HELP ME EROS Lee Kang-sheng, Taiwan
From acclaimed actor Lee Kang-sheng comes a darkly comic and sexually daring tale that follows a young, penniless stock broker (Lee) who consoles himself with marijuana grown in his apartment closet. In his misery, he calls a suicide help line and falls for his counsellor, then sets a love triangle in motion when he projects his fantasy of her onto another girl who sells nuts at a nearby stall.
ME Rafa Cortés, Spain
The feature-directorial debut from Spain’s Rafa Cortés, ME sees the writer-director musing on the place of his birth – the island of Majorca. When Hans (co-writer Alex Brendemühl) arrives in a small island town to take up work as a caretaker, his presence persistently invokes memories of the previous caretaker, also named Hans – memories that hang heavily over him as he searches and struggles to find an identity to call his own.

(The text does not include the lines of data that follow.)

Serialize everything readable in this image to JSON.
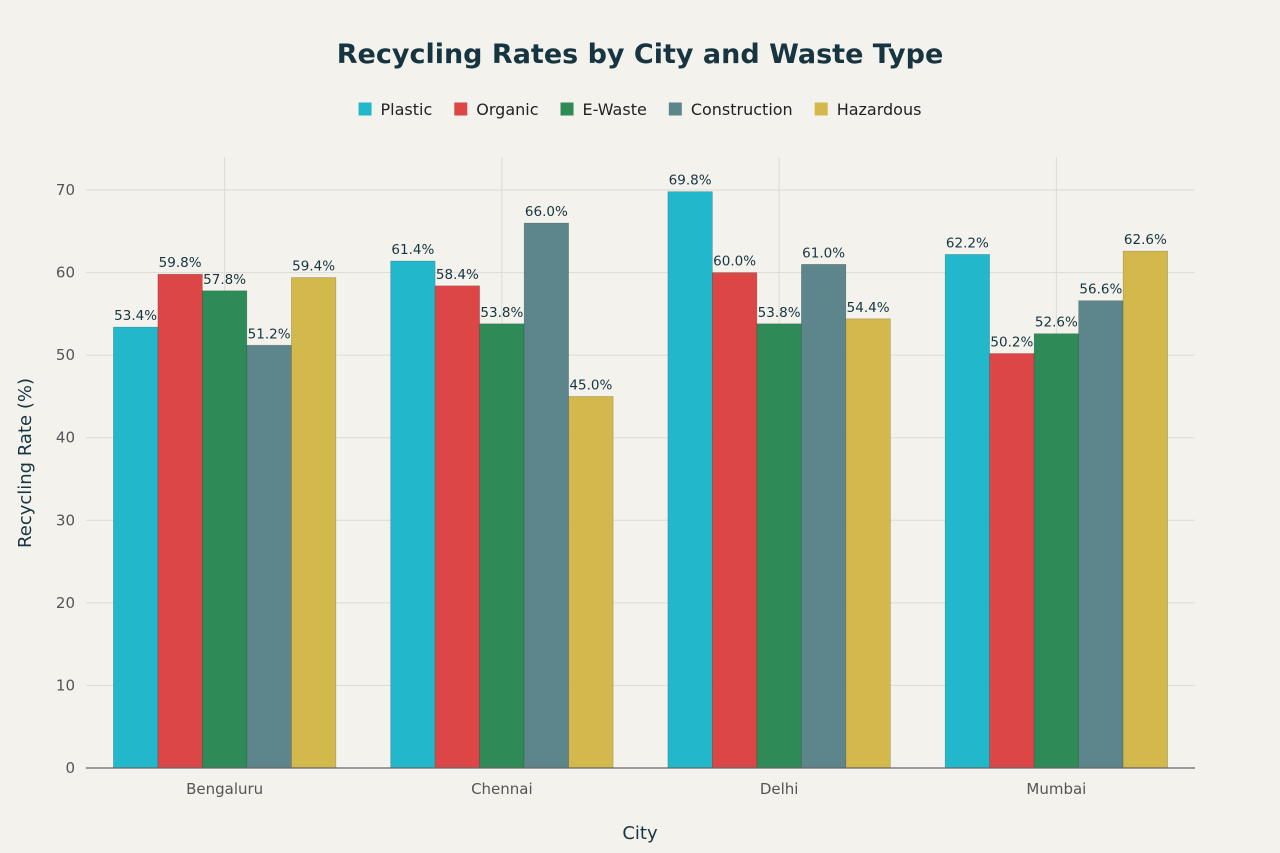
{
  "chart_data": {
    "type": "bar",
    "title": "Recycling Rates by City and Waste Type",
    "xlabel": "City",
    "ylabel": "Recycling Rate (%)",
    "categories": [
      "Bengaluru",
      "Chennai",
      "Delhi",
      "Mumbai"
    ],
    "ylim": [
      0,
      74
    ],
    "yticks": [
      0,
      10,
      20,
      30,
      40,
      50,
      60,
      70
    ],
    "grid": true,
    "legend_position": "top-center",
    "value_label_suffix": "%",
    "series": [
      {
        "name": "Plastic",
        "color": "#21b8cc",
        "values": [
          53.4,
          61.4,
          69.8,
          62.2
        ]
      },
      {
        "name": "Organic",
        "color": "#dc4646",
        "values": [
          59.8,
          58.4,
          60.0,
          50.2
        ]
      },
      {
        "name": "E-Waste",
        "color": "#2e8a57",
        "values": [
          57.8,
          53.8,
          53.8,
          52.6
        ]
      },
      {
        "name": "Construction",
        "color": "#5d868c",
        "values": [
          51.2,
          66.0,
          61.0,
          56.6
        ]
      },
      {
        "name": "Hazardous",
        "color": "#d3b84c",
        "values": [
          59.4,
          45.0,
          54.4,
          62.6
        ]
      }
    ]
  }
}
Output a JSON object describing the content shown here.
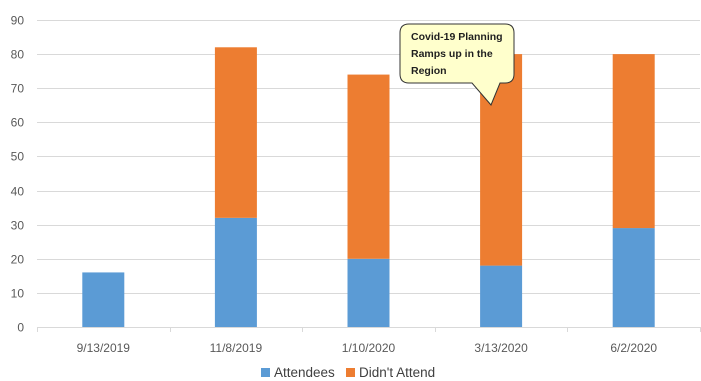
{
  "chart_data": {
    "type": "bar",
    "stacked": true,
    "categories": [
      "9/13/2019",
      "11/8/2019",
      "1/10/2020",
      "3/13/2020",
      "6/2/2020"
    ],
    "series": [
      {
        "name": "Attendees",
        "values": [
          16,
          32,
          20,
          18,
          29
        ],
        "color": "#5b9bd5"
      },
      {
        "name": "Didn't Attend",
        "values": [
          0,
          50,
          54,
          62,
          51
        ],
        "color": "#ed7d31"
      }
    ],
    "ylim": [
      0,
      90
    ],
    "yticks": [
      0,
      10,
      20,
      30,
      40,
      50,
      60,
      70,
      80,
      90
    ],
    "grid": true,
    "legend_position": "bottom",
    "annotation": {
      "lines": [
        "Covid-19 Planning",
        "Ramps up in the",
        "Region"
      ],
      "category": "3/13/2020",
      "fill": "#ffffcc",
      "border": "#333333"
    }
  }
}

PING PONG PLAYA’ Jessica Yu, USA
Streetwise swaggering Christopher "C-dub" Wang is a suburban guy who waxes political on all things Asian American and clings to pro basketball pipe dreams. But when misfortune strikes his family, C-dub must overcome living at home, working a dead-end job and his worldly older brother, to run his Mom’s ping pong classes and defend the family’s athletic dynasty.
XXY Lucía Puenzo, Argentina/Spain/France
Fifteen-year old Alex carries a heavy secret about her gender status and, at puberty, must make a decision one way or the other. But friends visiting from the family’s former hometown with their 16-year-old son, Álvaro, and the inevitable attraction between teenagers, complicates matters.